Domestic team information
- 2009/10–2021/22: Central Districts (squad no. 10)

Career statistics
| Competition | ODI | T20I | FC | LA |
| Matches | 6 | 6 | 42 | 39 |
| Runs scored | 58 | 37 | 854 | 436 |
| Batting average | – | 18.50 | 19.40 | 24.22 |
| 100s/50s | 0/0 | 0/0 | 0/6 | 0/3 |
| Top score | 39* | 30 | 81* | 80* |
| Balls bowled | 309 | 128 | 7.085 | 1,810 |
| Wickets | 8 | 7 | 121 | 49 |
| Bowling average | 39.37 | 30.85 | 28.69 | 33.79 |
| 5 wickets in innings | 0 | 0 | 3 | 0 |
| 10 wickets in match | 0 | 0 | 0 | 0 |
| Best bowling | 3/63 | 2/16 | 6/60 | 4/24 |
| Catches/stumpings | 1/– | 1/– | 22/– | 10/– |
- Source: ESPNcricinfo, 26 April 2022

= Ben Wheeler (cricketer) =

New Zealand cricketer (born 1991)

Ben Matthew Wheeler (born 10 November 1991) is a New Zealand former international cricketer who played limited over cricket for the national side. He made his One Day International debut against England on 14 June 2015.

==Domestic career==
Wheeler played for Central Districts in the Plunket Shield and Marlborough in the Hawke Cup. He is the grandson of Ray Dowker who played for the Canterbury Wizards in the Plunket Shield, and the younger brother of Otago Highlanders lock, Joe Wheeler.

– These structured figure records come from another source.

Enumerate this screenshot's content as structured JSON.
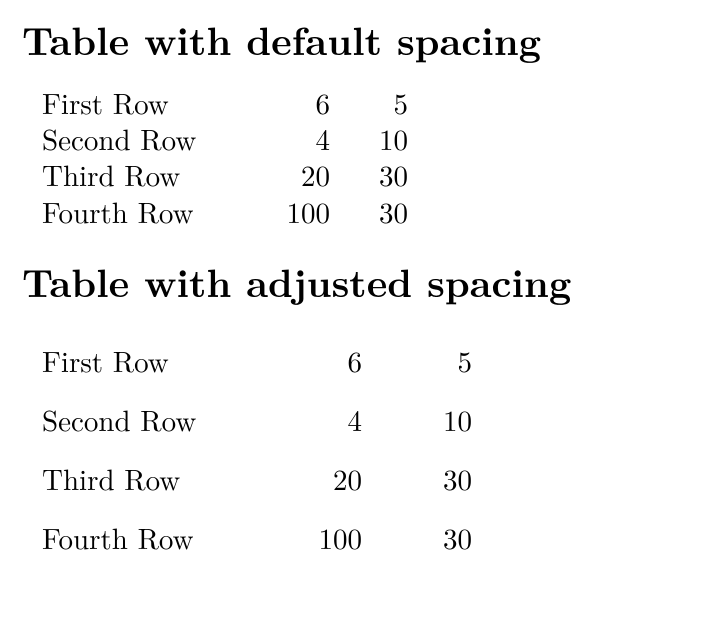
{
  "heading_default": "Table with default spacing",
  "heading_adjusted": "Table with adjusted spacing",
  "table_default": {
    "type": "table",
    "background_color": "#ffffff",
    "text_color": "#000000",
    "fontsize_pt": 22,
    "row_spacing": "tight",
    "columns": [
      {
        "align": "left",
        "kind": "label"
      },
      {
        "align": "right",
        "kind": "number"
      },
      {
        "align": "right",
        "kind": "number"
      }
    ],
    "rows": [
      [
        "First Row",
        "6",
        "5"
      ],
      [
        "Second Row",
        "4",
        "10"
      ],
      [
        "Third Row",
        "20",
        "30"
      ],
      [
        "Fourth Row",
        "100",
        "30"
      ]
    ]
  },
  "table_adjusted": {
    "type": "table",
    "background_color": "#ffffff",
    "text_color": "#000000",
    "fontsize_pt": 22,
    "row_spacing": "loose",
    "columns": [
      {
        "align": "left",
        "kind": "label"
      },
      {
        "align": "right",
        "kind": "number"
      },
      {
        "align": "right",
        "kind": "number"
      }
    ],
    "rows": [
      [
        "First Row",
        "6",
        "5"
      ],
      [
        "Second Row",
        "4",
        "10"
      ],
      [
        "Third Row",
        "20",
        "30"
      ],
      [
        "Fourth Row",
        "100",
        "30"
      ]
    ]
  },
  "style": {
    "heading_fontsize_pt": 29,
    "heading_fontweight": "bold",
    "body_fontfamily": "serif (Computer Modern / LaTeX)",
    "page_background": "#ffffff",
    "page_text": "#000000"
  }
}
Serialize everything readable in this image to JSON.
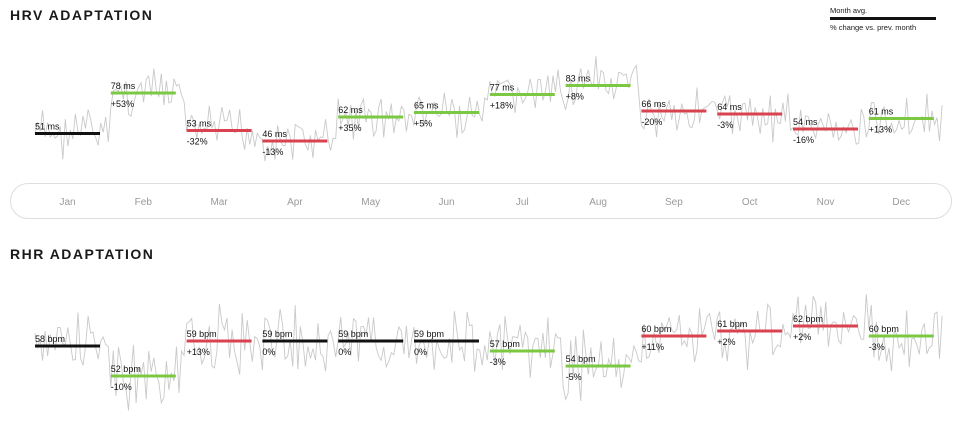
{
  "hrv": {
    "title": "HRV ADAPTATION"
  },
  "rhr": {
    "title": "RHR ADAPTATION"
  },
  "legend": {
    "avg_label": "Month avg.",
    "change_label": "% change vs. prev. month"
  },
  "colors": {
    "up": "#7cc843",
    "down": "#d9424f",
    "neutral": "#111111",
    "trace": "#c9c9c9"
  },
  "months": [
    "Jan",
    "Feb",
    "Mar",
    "Apr",
    "May",
    "Jun",
    "Jul",
    "Aug",
    "Sep",
    "Oct",
    "Nov",
    "Dec"
  ],
  "chart_data": [
    {
      "type": "line",
      "title": "HRV ADAPTATION",
      "unit": "ms",
      "categories": [
        "Jan",
        "Feb",
        "Mar",
        "Apr",
        "May",
        "Jun",
        "Jul",
        "Aug",
        "Sep",
        "Oct",
        "Nov",
        "Dec"
      ],
      "series": [
        {
          "name": "Month avg.",
          "values": [
            51,
            78,
            53,
            46,
            62,
            65,
            77,
            83,
            66,
            64,
            54,
            61
          ]
        }
      ],
      "value_labels": [
        "51 ms",
        "78 ms",
        "53 ms",
        "46 ms",
        "62 ms",
        "65 ms",
        "77 ms",
        "83 ms",
        "66 ms",
        "64 ms",
        "54 ms",
        "61 ms"
      ],
      "change_labels": [
        "",
        "+53%",
        "-32%",
        "-13%",
        "+35%",
        "+5%",
        "+18%",
        "+8%",
        "-20%",
        "-3%",
        "-16%",
        "+13%"
      ],
      "trend": [
        "neutral",
        "up",
        "down",
        "down",
        "up",
        "up",
        "up",
        "up",
        "down",
        "down",
        "down",
        "up"
      ],
      "ylim": [
        30,
        100
      ]
    },
    {
      "type": "line",
      "title": "RHR ADAPTATION",
      "unit": "bpm",
      "categories": [
        "Jan",
        "Feb",
        "Mar",
        "Apr",
        "May",
        "Jun",
        "Jul",
        "Aug",
        "Sep",
        "Oct",
        "Nov",
        "Dec"
      ],
      "series": [
        {
          "name": "Month avg.",
          "values": [
            58,
            52,
            59,
            59,
            59,
            59,
            57,
            54,
            60,
            61,
            62,
            60
          ]
        }
      ],
      "value_labels": [
        "58 bpm",
        "52 bpm",
        "59 bpm",
        "59 bpm",
        "59 bpm",
        "59 bpm",
        "57 bpm",
        "54 bpm",
        "60 bpm",
        "61 bpm",
        "62 bpm",
        "60 bpm"
      ],
      "change_labels": [
        "",
        "-10%",
        "+13%",
        "0%",
        "0%",
        "0%",
        "-3%",
        "-5%",
        "+11%",
        "+2%",
        "+2%",
        "-3%"
      ],
      "trend": [
        "neutral",
        "up",
        "down",
        "neutral",
        "neutral",
        "neutral",
        "up",
        "up",
        "down",
        "down",
        "down",
        "up"
      ],
      "ylim": [
        45,
        70
      ]
    }
  ]
}
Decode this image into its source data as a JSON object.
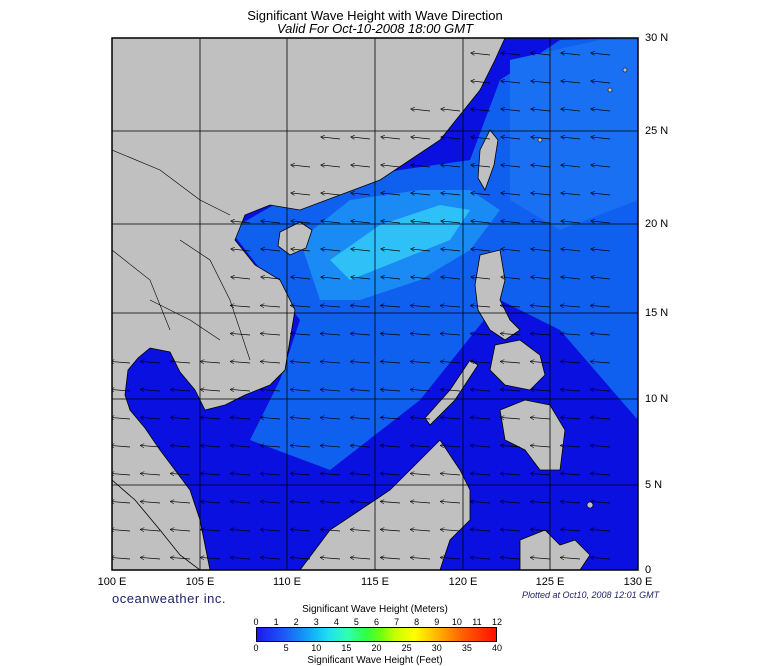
{
  "title": "Significant Wave Height with Wave Direction",
  "subtitle": "Valid For Oct-10-2008 18:00 GMT",
  "lon_ticks": [
    "100 E",
    "105 E",
    "110 E",
    "115 E",
    "120 E",
    "125 E",
    "130 E"
  ],
  "lat_ticks": [
    "30 N",
    "25 N",
    "20 N",
    "15 N",
    "10 N",
    "5 N",
    "0"
  ],
  "brand": "oceanweather inc.",
  "plotted": "Plotted at Oct10, 2008 12:01 GMT",
  "legend": {
    "meters_title": "Significant Wave Height (Meters)",
    "feet_title": "Significant Wave Height (Feet)",
    "meters_ticks": [
      "0",
      "1",
      "2",
      "3",
      "4",
      "5",
      "6",
      "7",
      "8",
      "9",
      "10",
      "11",
      "12"
    ],
    "feet_ticks": [
      "0",
      "5",
      "10",
      "15",
      "20",
      "25",
      "30",
      "35",
      "40"
    ]
  },
  "colors": {
    "land": "#c0c0c0",
    "sea_low": "#0a10d8",
    "sea_mid": "#1060f0",
    "sea_high": "#20b0f8",
    "grid": "#000000"
  }
}
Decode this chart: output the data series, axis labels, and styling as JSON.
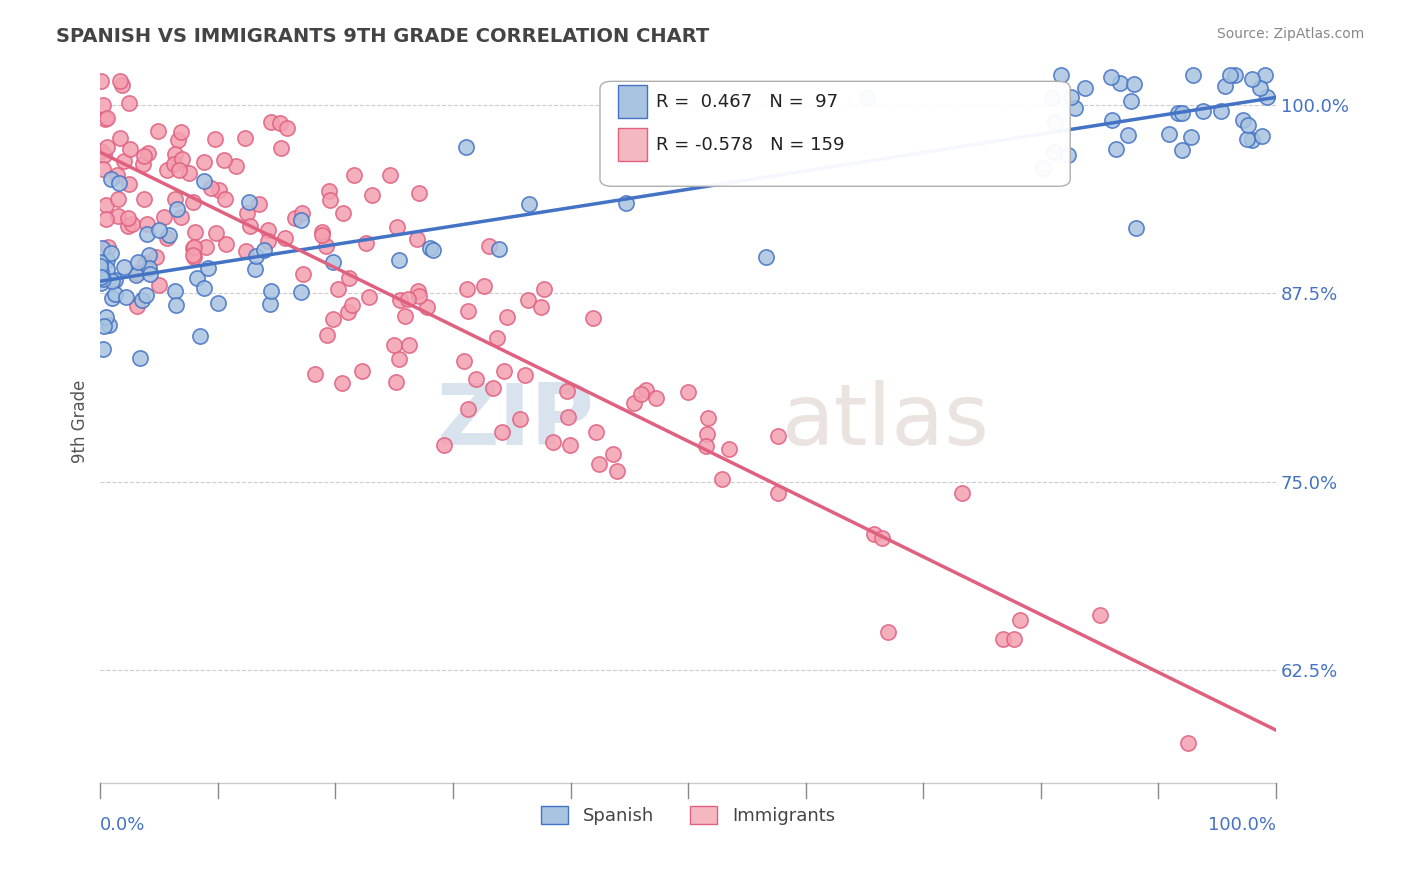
{
  "title": "SPANISH VS IMMIGRANTS 9TH GRADE CORRELATION CHART",
  "source": "Source: ZipAtlas.com",
  "ylabel": "9th Grade",
  "xlim": [
    0.0,
    1.0
  ],
  "ylim": [
    0.55,
    1.03
  ],
  "yticks_right": [
    1.0,
    0.875,
    0.75,
    0.625
  ],
  "ytick_labels_right": [
    "100.0%",
    "87.5%",
    "75.0%",
    "62.5%"
  ],
  "legend_r_spanish": "R =  0.467",
  "legend_n_spanish": "N =  97",
  "legend_r_immigrants": "R = -0.578",
  "legend_n_immigrants": "N = 159",
  "color_spanish_fill": "#a8c4e0",
  "color_immigrants_fill": "#f4a0b0",
  "color_spanish_line": "#4472c4",
  "color_immigrants_line": "#e06080",
  "color_legend_spanish_fill": "#a8c4e0",
  "color_legend_immigrants_fill": "#f4b8c0",
  "watermark_zip": "ZIP",
  "watermark_atlas": "atlas"
}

In June 2018, he was awarded a contract with Central Districts for the 2018–19 season. He was the leading wicket-taker for Central Districts in the 2018–19 Ford Trophy, with ten dismissals in four matches.

==International career==
Wheeler was part of the New Zealand squad for the 2010 Under 19 Cricket World Cup.

Wheeler was called up to New Zealand ODI squad in 2015 after the World Cup. Wheeler made his debut in the third ODI against England picking up 3/63 in his 10 overs. On 3 January 2017 he made his T20I debut for New Zealand against Bangladesh.